Clicking a node opens the detail panel and also moves the camera to a fixed distance from that node using Three.js's cameraPosition with a 1-second eased transition.

.onNodeClick(node => {
  selectedNodeId.value = node.id
  selectedItem.value = {
    type: 'node',
    data: node.rawData,
    entityType: node.type,
    color: getColor(node.type)
  }
  refreshColors()

  const distance = 80
  const distRatio = 1 + distance / Math.hypot(node.x || 1, node.y || 1, node.z || 1)
  graph.cameraPosition(
    { x: node.x * distRatio, y: node.y * distRatio, z: node.z * distRatio },
    node,   // look-at target
    1000    // ms
  )
})

Math.hypot(node.x, node.y, node.z) gives the node's distance from the origin. Normalizing by that value and scaling by distance places the camera at a consistent orbital radius regardless of where in 3D space the node landed. The second argument to cameraPosition is the look-at point, so the camera always faces the node at the end of the transition.

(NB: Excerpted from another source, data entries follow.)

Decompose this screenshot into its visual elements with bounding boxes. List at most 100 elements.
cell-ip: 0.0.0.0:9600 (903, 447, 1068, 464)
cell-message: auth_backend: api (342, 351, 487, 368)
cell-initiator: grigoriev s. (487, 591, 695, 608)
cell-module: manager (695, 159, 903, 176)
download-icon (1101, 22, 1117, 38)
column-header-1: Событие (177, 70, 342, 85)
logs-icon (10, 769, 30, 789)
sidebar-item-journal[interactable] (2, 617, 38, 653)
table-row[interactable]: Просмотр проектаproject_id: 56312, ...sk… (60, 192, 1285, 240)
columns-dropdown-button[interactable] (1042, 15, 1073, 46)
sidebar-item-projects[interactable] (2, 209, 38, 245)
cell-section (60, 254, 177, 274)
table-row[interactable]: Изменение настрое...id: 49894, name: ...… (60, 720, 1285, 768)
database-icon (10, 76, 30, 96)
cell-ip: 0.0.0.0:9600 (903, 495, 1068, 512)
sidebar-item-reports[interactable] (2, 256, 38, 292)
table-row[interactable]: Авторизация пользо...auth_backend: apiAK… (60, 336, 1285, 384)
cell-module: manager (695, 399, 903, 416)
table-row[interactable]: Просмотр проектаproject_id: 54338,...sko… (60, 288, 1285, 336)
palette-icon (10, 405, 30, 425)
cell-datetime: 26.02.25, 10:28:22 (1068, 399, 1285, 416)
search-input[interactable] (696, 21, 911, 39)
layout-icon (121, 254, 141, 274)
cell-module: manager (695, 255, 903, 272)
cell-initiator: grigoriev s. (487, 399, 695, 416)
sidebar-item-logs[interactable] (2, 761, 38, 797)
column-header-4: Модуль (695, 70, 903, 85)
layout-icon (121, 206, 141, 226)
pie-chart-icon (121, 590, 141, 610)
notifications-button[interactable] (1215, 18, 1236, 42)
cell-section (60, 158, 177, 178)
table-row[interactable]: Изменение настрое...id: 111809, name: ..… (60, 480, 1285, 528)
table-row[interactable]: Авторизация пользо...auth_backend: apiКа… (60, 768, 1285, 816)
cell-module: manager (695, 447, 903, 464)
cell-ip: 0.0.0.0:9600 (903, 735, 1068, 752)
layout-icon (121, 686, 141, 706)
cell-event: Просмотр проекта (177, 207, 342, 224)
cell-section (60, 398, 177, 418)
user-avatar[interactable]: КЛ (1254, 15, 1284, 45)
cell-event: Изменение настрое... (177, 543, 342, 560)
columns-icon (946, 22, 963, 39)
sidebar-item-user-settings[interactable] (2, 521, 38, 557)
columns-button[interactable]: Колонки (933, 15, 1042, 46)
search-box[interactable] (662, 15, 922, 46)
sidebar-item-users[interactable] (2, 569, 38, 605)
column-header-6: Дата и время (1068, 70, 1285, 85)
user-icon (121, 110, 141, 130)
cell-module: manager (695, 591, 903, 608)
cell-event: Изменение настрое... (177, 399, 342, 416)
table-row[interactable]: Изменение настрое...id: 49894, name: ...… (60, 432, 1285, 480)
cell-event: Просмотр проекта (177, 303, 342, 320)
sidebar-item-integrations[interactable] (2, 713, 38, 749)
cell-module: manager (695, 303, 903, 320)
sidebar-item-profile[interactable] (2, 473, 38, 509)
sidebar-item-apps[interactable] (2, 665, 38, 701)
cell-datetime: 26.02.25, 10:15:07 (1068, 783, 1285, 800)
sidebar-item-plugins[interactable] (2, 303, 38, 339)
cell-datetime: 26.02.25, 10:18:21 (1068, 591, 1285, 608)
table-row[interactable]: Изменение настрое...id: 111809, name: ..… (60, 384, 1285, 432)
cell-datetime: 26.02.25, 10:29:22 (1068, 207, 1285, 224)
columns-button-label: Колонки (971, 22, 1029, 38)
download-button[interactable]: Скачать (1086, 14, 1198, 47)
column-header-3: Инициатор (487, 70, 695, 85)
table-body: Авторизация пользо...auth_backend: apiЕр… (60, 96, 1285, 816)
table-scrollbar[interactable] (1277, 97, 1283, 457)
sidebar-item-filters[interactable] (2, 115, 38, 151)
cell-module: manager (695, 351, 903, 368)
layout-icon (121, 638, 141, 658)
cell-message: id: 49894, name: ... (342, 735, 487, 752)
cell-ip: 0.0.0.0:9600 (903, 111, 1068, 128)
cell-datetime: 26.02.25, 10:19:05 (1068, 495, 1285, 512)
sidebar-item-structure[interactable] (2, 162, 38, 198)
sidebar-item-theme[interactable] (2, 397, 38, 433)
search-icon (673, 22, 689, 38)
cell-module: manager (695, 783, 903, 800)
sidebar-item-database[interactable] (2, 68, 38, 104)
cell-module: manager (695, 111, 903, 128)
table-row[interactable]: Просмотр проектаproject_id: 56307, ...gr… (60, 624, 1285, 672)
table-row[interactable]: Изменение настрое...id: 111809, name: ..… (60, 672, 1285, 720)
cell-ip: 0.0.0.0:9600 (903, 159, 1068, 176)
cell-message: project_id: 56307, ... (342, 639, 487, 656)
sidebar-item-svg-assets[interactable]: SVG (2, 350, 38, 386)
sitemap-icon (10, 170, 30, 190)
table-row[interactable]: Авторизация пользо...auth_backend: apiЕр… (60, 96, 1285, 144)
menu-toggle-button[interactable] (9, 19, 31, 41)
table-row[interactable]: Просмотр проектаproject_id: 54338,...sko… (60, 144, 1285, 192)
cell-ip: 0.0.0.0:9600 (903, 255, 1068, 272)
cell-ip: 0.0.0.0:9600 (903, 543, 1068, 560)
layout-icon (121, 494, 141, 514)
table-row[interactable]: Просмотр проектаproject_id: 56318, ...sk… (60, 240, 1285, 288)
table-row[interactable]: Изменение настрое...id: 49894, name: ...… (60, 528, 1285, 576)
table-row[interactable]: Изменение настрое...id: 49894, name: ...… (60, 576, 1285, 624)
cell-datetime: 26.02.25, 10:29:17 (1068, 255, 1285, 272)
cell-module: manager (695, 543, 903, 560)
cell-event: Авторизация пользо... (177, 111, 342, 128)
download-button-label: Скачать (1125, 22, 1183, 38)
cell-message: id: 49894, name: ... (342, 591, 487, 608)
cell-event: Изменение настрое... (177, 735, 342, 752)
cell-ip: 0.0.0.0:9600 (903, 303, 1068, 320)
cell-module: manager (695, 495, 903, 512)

Live updates without layout thrashing

The graphData prop is watched with { deep: true }. When new entities arrive from the LLM, the watch fires and we call renderGraph(). The critical branch:

js
if (graphInstance) {
  linkLabelSprites.clear()
  graphInstance.graphData({ nodes, links })
  return
}

Feeding new data to an existing instance is a hot update. The force simulation continues, new nodes join with initial velocities, and the camera does not move. This is what makes the live-build experience feel continuous rather than flickering.

Spacebar panning

One detail worth noting: OrbitControls defaults to left-drag for rotation. Panning requires middle-drag or right-drag, which is non-obvious. We added a spacebar modifier that swaps the left mouse button to pan mode while held:

js
const onKeyDown = (e) => {
  if (e.code === 'Space' && !spaceDown) {
    spaceDown = true
    controls.enableRotate = false
    controls.mouseButtons = { LEFT: 2 } // 2 = PAN
  }
}

controls.screenSpacePanning = true keeps pan motion in the screen plane so the graph does not drift into or out of the screen on a diagonal.

What we kept

Every feature from the D3 implementation survived the rewrite:

  • Detail panel for nodes and edges (including self-loop groups with expand/collapse)
  • Entity type legend with consistent color assignment
  • Edge label toggle (visibility-only, no re-render)
  • Multi-edge curvature and rotation to separate parallel links
  • ResizeObserver for responsive sizing as panels expand and collapse

The commit was 475 insertions and 462 deletions — roughly symmetric, which reflects a genuine rewrite rather than a layer added on top.

What changed for users

The graph is navigable in three dimensions now. Dense clusters that used to overlap in 2D separate themselves on the Z axis. Directional arrows on every edge make relationship direction unambiguous without needing to read labels. And because we are on WebGL, rendering stays smooth even as the graph scales into the hundreds of nodes that a multi-document session produces.

The knowledge graph view is one of the more honest parts of atlas — it shows exactly what the system extracted and how it connected things. Getting the renderer right felt important.